Specific retention of TAT-ΔNS3/4A-FITC in NS3/4A-HCC36- and HCV-infected cells. HCC36 cells, NS3/4A-HCC36 cells, or JFH-1-infected HCC36 cells were incubated with 10 μM TAT-ΔNS3/4A-FITC in the absence or presence of 2 μM telaprevir (NS3/4A protease inhibitor) at 37°C for 1 h. The cells were washed with DMEM containing 10% serum three times per hour.

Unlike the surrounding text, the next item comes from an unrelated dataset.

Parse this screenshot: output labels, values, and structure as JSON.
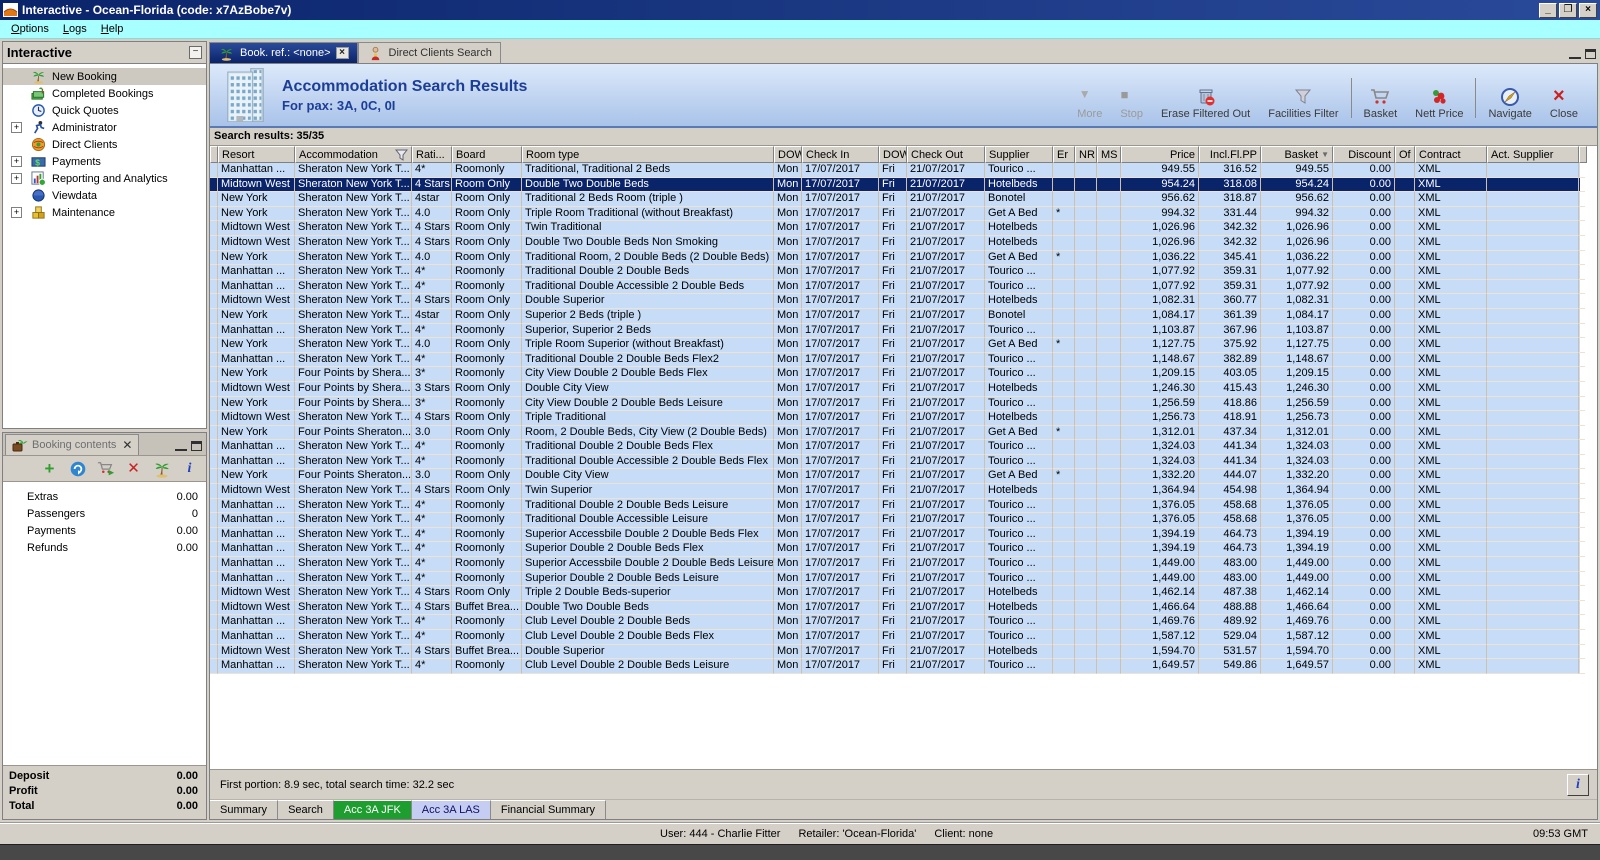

After culturing for 1 or 8 h, the phase contrast and fluorescence of viable cells were observed under a fluorescence microscope. Scale bar: 100 μm.

FIGURE 3

Specific retention of TAT-ΔNS3/4A-FITC in NS3/4A-expressing tumors in vivo. Mice bearing established NS3/4A-HCC36 and HCC36 tumors were injected with 500 μM TAT-NS3/4A-FITC and sacrificed after 4 h. Sections of NS3/4A-HCC36 (upper panels) and HCC36 (lower panels) tumors were stained with 520 HCV protease Assay Kit (AnaSpec) to detect NS3/4A activity in tumor sections. FITC-derived fluorescence (green) and NS3/4A activity (red) were observed under a fluorescence microscope. Scale bar: 1 mm.

FIGURE 4

Specificity and half-life of TAT-ΔNS3/4A-¹²⁴I-FITC. (A) NS3/4A-HCC36 and HCC36 cells were incubated with 37 kBq of TAT-ΔNS3/4A-¹²⁴I-FITC in the presence or absence of 2 μM Telaprevir at 37°C for 1 h. The cells were washed with DMEM containing 10% serum three times per hour. The cells were collected by treatment with trypsin at the indicated times. The radioactivity of the cells was then measured with a gamma-counter. The CPM was normalized by protein concentration. (B) Kinetics of the TAT-ΔNS3/4A-¹²⁴I-FITC in vivo, BALB/c mice were intravenously injected with TAT-ΔNS3/4A-¹²⁴I-FITC, and the radioactivity in serum samples collected at the indicated times was measured using a gamma-counter. t_1/2 = 2.55 min. Error bar: standard error of triplicate determinations.

FIGURE 5

Micro-PET imaging of NS3/4A activity in vivo. (A) Mice bearing established NS3/4A-HCC36 (right hind leg) and HCC36 (left hind leg) tumors were injected with 3,700 kBq of TAT-ΔNS3/4A-¹²⁴I-FITC. Coronal and transverse images were acquired at 2, 4, and 6 h after injection of the probe. (B) Mice bearing established NS3/4A-HCC36 (right hind leg) and HCC36 (left hind leg) tumors were intraperitoneally injected with telaprevir (20 mg/kg/day for 3 days) before intravenous injection of TAT-ΔNS3/4A-¹²⁴I-FITC (3,700 kBq). Coronal images of tumor sections were acquired at 2, 4, and 6 h after injection of the probe.

FIGURE 6

Biodistribution of TAT-ΔNS3/4A-¹²⁴I-FITC in xenograft mice. Mice bearing established NS3/4A-HCC36 and HCC36 tumors were injected with 3,700 kBq of TAT-ΔNS3/4A-¹²⁴I-FITC. Selected organs and tumors were removed from the mice after 2 (white column), 4 (black column), and 6 (gray column) h. The radioactivity of individual organs was measured using a gamma-counter and normalized for sample weights. The biodistribution of TAT-ΔNS3/4A-¹²⁴I-FITC in selected organs was expressed as percentage injected dose/g tissue. Data represent mean ± SEM.

FIGURE 7

Micro-PET Imaging of NS3/4A activity in orthotopic liver implantation model. The NS3/4A-HCC36 tumors or HCC36 tumors from the ectopic tumors were harvested and transplanted into the left liver lobe of SCID mice (n = 3). After 2 weeks, the 3,700 kBq of TAT-ΔNS3/4A-¹²⁴I-FITC was intravenously injected. (A) PET imaging was performed at 4 h after injection of the probe. (B) The accumulation of radioactivity in NS3/4A-HCC36 tumors and HCC36 tumors was measured using a gamma-counter at 2 (white column), 4 (black column), and 6 (gray column) h after probe injection. Data represent mean ± SEM. Student’s t-test analysis of data. Statistical analysis was compared NS3/4A-HCC36 with HCC36. P < 0.05 was considered statistically significant.